We solve data rearrangement issues and avoid memory write conflicts in a way inspired by data interleaving with connection network. Eight outputs of row SISO are to be written in memory for column according to the address described above. Write conflict is avoided by the ith Chase decoder generating output data Λ : {λ 0 , λ 1 , . . . λ n−1 } in the order of output 0 = λ i , output t+1 = output t +1 mod n. For example, Chase decoder 0's output order is {D 0,0 , D 0,1 , . . .}, Chase decoder 1's output order is {D 1,1 , D 1,2 , . . .}. This setup makes the eight outputs of row SISO different from each other in the sense of mod 8; thus, they will be stored in different banks. Barrel shifter is inserted to direct data to the bank where it belongs. The output order of Column SISO rearranges data similarly.
Result and comparison
The proposed TPC decoder is implemented in HDL and synthesized on Chartered 90 nm technology by Synopsys Design Compiler. The whole decoder has four duplications of architecture in Fig. 2 , consisting of eight SISO decoders (with eight Chase decoders each) and eight interleaving memories (2 * 8 * 2 k bit each). Ignoring latency of fulfilling four iterations, throughput is calculated by T = f × P , where f is the decoder frequency and P is the number of Chase decoders in an SISO. Area A is represented by the number of equivalent two input NAND gates. If the Chase decoder supports a maximum code length of 2 q , the complexity of decoding a bit is o(q). A fair comparison of TPC decoders with different code length is obtained using efficiency E = qT A . Table I compares the synthesized result at 700 MHz with the related TPC decoders. Our proposed decoder shows high efficiency while supporting variable code length compared with other architectures. Coding gain only slightly declines and is even better in (32, 26) 2 . Throughput can be improved by duplicating more Chase decoders that do not affect efficiency.

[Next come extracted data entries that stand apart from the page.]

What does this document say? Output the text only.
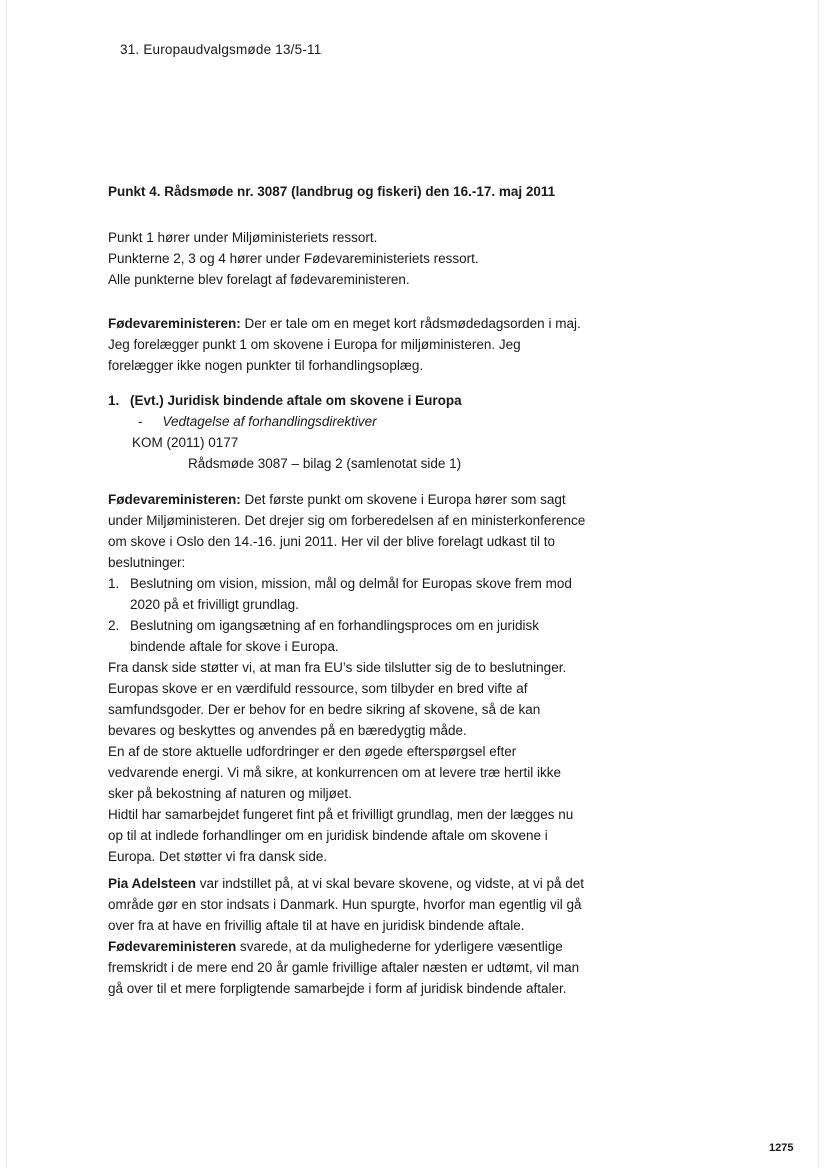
31. Europaudvalgsmøde 13/5-11
Punkt 4. Rådsmøde nr. 3087 (landbrug og fiskeri) den 16.-17. maj 2011

Punkt 1 hører under Miljøministeriets ressort.

Punkterne 2, 3 og 4 hører under Fødevareministeriets ressort.

Alle punkterne blev forelagt af fødevareministeren.

Fødevareministeren: Der er tale om en meget kort rådsmødedagsorden i maj. Jeg forelægger punkt 1 om skovene i Europa for miljøministeren. Jeg forelægger ikke nogen punkter til forhandlingsoplæg.

1. (Evt.) Juridisk bindende aftale om skovene i Europa
- Vedtagelse af forhandlingsdirektiver
KOM (2011) 0177
Rådsmøde 3087 – bilag 2 (samlenotat side 1)

Fødevareministeren: Det første punkt om skovene i Europa hører som sagt under Miljøministeren. Det drejer sig om forberedelsen af en ministerkonference om skove i Oslo den 14.-16. juni 2011. Her vil der blive forelagt udkast til to beslutninger:

1. Beslutning om vision, mission, mål og delmål for Europas skove frem mod 2020 på et frivilligt grundlag.
2. Beslutning om igangsætning af en forhandlingsproces om en juridisk bindende aftale for skove i Europa.

Fra dansk side støtter vi, at man fra EU’s side tilslutter sig de to beslutninger. Europas skove er en værdifuld ressource, som tilbyder en bred vifte af samfundsgoder. Der er behov for en bedre sikring af skovene, så de kan bevares og beskyttes og anvendes på en bæredygtig måde.

En af de store aktuelle udfordringer er den øgede efterspørgsel efter vedvarende energi. Vi må sikre, at konkurrencen om at levere træ hertil ikke sker på bekostning af naturen og miljøet.

Hidtil har samarbejdet fungeret fint på et frivilligt grundlag, men der lægges nu op til at indlede forhandlinger om en juridisk bindende aftale om skovene i Europa. Det støtter vi fra dansk side.

Pia Adelsteen var indstillet på, at vi skal bevare skovene, og vidste, at vi på det område gør en stor indsats i Danmark. Hun spurgte, hvorfor man egentlig vil gå over fra at have en frivillig aftale til at have en juridisk bindende aftale.

Fødevareministeren svarede, at da mulighederne for yderligere væsentlige fremskridt i de mere end 20 år gamle frivillige aftaler næsten er udtømt, vil man gå over til et mere forpligtende samarbejde i form af juridisk bindende aftaler.

1275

Table I. Comparison of related decoders
Conclusions
This paper proposes a high-efficiency Chase decoder using low complexity algorithms. Moreover, conflict-free memory access model is provided to avoid decoder read and write congestion. The TPC decoder exhibits high efficiency in cases of variable code length. Proven to be highly flexible and more efficient than others, our decoder is suitable for future wireless and optical communication.